In type 2 familial lipodystrophy the trunk is also affected, with the exception of the vulva, giving an appearance of labial hypertrophy (Fig. 2). There is usually fat hypertrophy in the neck and head region, giving the patient a Cushingoid appearance.²⁷ Often patients have been evaluated for Cushing's disease before lipodystrophy is considered. In 1998 Peters et al. carried out a genome-wide scan with a set of highly polymorphic short tandem-repeats (STR) in individuals from five well-characterized pedigrees and mapped the FPLD2 locus to chromosome 1q21–22.²⁸ Two years later, after genetic analysis of five FPLD2 probands, the causative gene was found to be LMNA,²⁹ again implicating nuclear lamin A in adipose metabolism.
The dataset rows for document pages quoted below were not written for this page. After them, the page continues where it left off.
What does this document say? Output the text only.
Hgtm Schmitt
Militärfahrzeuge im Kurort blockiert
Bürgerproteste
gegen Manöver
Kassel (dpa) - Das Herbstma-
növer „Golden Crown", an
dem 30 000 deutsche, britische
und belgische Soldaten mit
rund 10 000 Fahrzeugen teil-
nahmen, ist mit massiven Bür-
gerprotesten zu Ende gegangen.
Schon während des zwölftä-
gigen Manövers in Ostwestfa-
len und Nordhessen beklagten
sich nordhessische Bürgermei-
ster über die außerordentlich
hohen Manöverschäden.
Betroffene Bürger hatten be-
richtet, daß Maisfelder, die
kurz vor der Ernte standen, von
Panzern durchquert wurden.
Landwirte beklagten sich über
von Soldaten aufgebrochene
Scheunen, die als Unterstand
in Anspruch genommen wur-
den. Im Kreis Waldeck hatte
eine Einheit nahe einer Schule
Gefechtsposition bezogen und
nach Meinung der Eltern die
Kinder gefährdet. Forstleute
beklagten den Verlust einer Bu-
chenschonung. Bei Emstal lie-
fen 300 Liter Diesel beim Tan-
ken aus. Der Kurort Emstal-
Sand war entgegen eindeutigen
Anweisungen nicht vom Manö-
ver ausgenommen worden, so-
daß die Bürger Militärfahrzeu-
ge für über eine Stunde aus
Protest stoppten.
Dunnigan type of lipodystrophy, FPLD3

In 1999, by analysis of 85 unrelated subjects with severe insulin resistance, all coding exons of PPARγ1 and PPARγ2 were studied and new missense mutations in the ligand-binding domain of PPARγ were found in only two subjects.³⁰ The lipodystrophic features of those individuals were not reported at that time. In 2002, the direct link between FPLD and PPARγ was reported by two groups.^31,32 In 2003, a close evaluation of patients with the first PPARγ mutations revealed the presence of a partial lipodystrophy phenotype,³³ demonstrating how lipodystrophy can be missed during routine physical examination. Additional techniques for fat measurements (e.g. MRI) are needed to improve diagnostic accuracy, particularly in men. Since the association of PPARG with lipodystrophy, this syndrome has been annotated as FPLD3. To date 14 patients have been reported to have mutations in PPARG gene causing FPLD3.³⁴ Interestingly, it was recently shown that use of MRI measurements and quantification of lower extremity subcutaneous fat depots in patients with FPLD2 and FPLD3 distinguished between these two forms.³⁵ This corroborated the impression that there is a difference between the two and showed that subcutaneous fat loss in FPLD2 subjects was greater than in FPLD3 individuals (Fig. 3).

Other FPLDs

Recently, by screening genomic DNA from 104 unrelated subjects with severe insulin resistance for mutations in genes that are implicated in insulin signalling, George et al. identified a missense mutation in the serine/threonine kinase gene AKT2 in one Caucasian proband who had a lipodystrophic phenotype.³⁶ This finding is consistent with the recent finding that AKT2 knockout mice develop severe diabetes and age-dependent loss of subcutaneous fat.³⁷ Although AKT2 can cause lipodystrophy, the prevalence of AKT2 mutations in a cohort of lipodystrophic patients was shown to be insignificant.³⁸

Therapeutic strategies

With respect to therapeutic strategies, current options are largely limited to managing metabolic abnormalities with drugs for treatment of hypertension, diabetes and dyslipidaemia. However, targeted interventions are emerging. First, administration of a specific adipokine, such as leptin, in lipodystrophic patients was shown to induce sustained improvements in glycaemia, dyslipidaemia, and hepatic steatosis.^39,40 Long-term effect of this treatment modality is currently being addressed in several centres and is very promising. A second option may be transplantation of subcutaneous fat. In fact, white adipose tissue transplantation has been shown to be effective in leptin-deficient mice.^41,42 These mice were prevented from becoming obese and had normal insulin levels. It is too soon to determine whether adipose transplantation will be effective in lipodystrophic patients. Finally, an attractive option for treating lipodystrophic patients might be the use of gene therapy. However, this therapeutic area remains unexplored at this time.